By rights, I shouldn't find DP attractive. My "type" is tall, pale, leggy, redheads. That's what all my celebrity crushes were growing up, those were the girls I fancied in school and its still the type of woman who will draw my attention now.

I think this is part of the problem for me.

I know that this is how it is. I know that I'm not the type who would draw his attention.

When we go out, it makes me feel that I'm in the way or forgettable. I don't want to interrupt him if I think someone has caught his eye and look like I assume that, in that moment, that I have more value or worth or interest to him than someone he is attracted to. Or that I'm unaware. Because I am very aware.

I don't really go out anymore because of it. I just feel uncomfortable and on edge all night. I accept he's going to be 'drawn to' other women or find other women attractive. I just don't want to be there.

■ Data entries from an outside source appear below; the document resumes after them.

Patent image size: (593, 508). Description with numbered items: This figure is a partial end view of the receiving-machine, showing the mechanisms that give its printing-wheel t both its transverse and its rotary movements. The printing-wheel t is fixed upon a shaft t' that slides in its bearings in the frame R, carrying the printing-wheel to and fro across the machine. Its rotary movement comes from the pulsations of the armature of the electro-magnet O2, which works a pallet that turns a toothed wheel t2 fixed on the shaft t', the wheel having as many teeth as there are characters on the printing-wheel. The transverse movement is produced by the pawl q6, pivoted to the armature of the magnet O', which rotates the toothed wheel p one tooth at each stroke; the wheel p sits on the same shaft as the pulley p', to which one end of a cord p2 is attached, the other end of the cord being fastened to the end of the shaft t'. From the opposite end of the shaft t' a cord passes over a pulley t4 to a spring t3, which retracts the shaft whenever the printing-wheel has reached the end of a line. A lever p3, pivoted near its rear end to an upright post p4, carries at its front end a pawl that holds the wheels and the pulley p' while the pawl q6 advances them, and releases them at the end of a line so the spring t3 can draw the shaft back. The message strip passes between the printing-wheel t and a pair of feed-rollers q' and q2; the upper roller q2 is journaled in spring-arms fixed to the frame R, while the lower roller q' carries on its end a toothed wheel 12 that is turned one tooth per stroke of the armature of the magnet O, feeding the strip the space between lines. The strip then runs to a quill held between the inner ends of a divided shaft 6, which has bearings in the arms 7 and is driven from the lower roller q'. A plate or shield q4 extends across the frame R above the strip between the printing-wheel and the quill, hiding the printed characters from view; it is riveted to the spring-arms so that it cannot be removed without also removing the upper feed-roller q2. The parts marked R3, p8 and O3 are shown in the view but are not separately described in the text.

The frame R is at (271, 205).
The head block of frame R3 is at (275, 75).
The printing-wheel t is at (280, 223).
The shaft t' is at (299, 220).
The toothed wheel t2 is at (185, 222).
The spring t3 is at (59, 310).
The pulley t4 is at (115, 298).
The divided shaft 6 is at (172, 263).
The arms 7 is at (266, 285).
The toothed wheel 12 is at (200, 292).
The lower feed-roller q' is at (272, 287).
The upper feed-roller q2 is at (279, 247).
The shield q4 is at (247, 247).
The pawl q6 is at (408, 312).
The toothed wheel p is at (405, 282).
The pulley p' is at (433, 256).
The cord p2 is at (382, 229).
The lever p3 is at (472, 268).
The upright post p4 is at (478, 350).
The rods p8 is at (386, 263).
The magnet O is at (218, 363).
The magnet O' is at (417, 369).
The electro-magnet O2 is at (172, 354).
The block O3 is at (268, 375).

He doesn't behave disrespectfully. He wouldn't go off and talk to another woman and leave me but that just makes me feel more in the way because if I wasn't there, he could.

OP posts:
ComingFromTheSamePlace · 09/05/2025 07:21

Pamspeople · 09/05/2025 06:38

Does he show affection, desire? It's really hard to work out from your posts what he's doing that's showing you he doesn't find you attractive. Is it more of a "you issue" in the sense that your self esteem was diminished by your ex to the extent that you just can't believe that someone finds you attractive?

If you're quite an intellectual "head" based person, are you perhaps assessing this as a logic thing - as in "he fancies X, I'm different to X therefore he can't fancy me"? That's not how love, desire, attraction works!

That makes sense. It could be that. I am quite logical.

And my ex made it quite clear that he didn't find me particularly attractive and that he should have been able to 'do better' than me.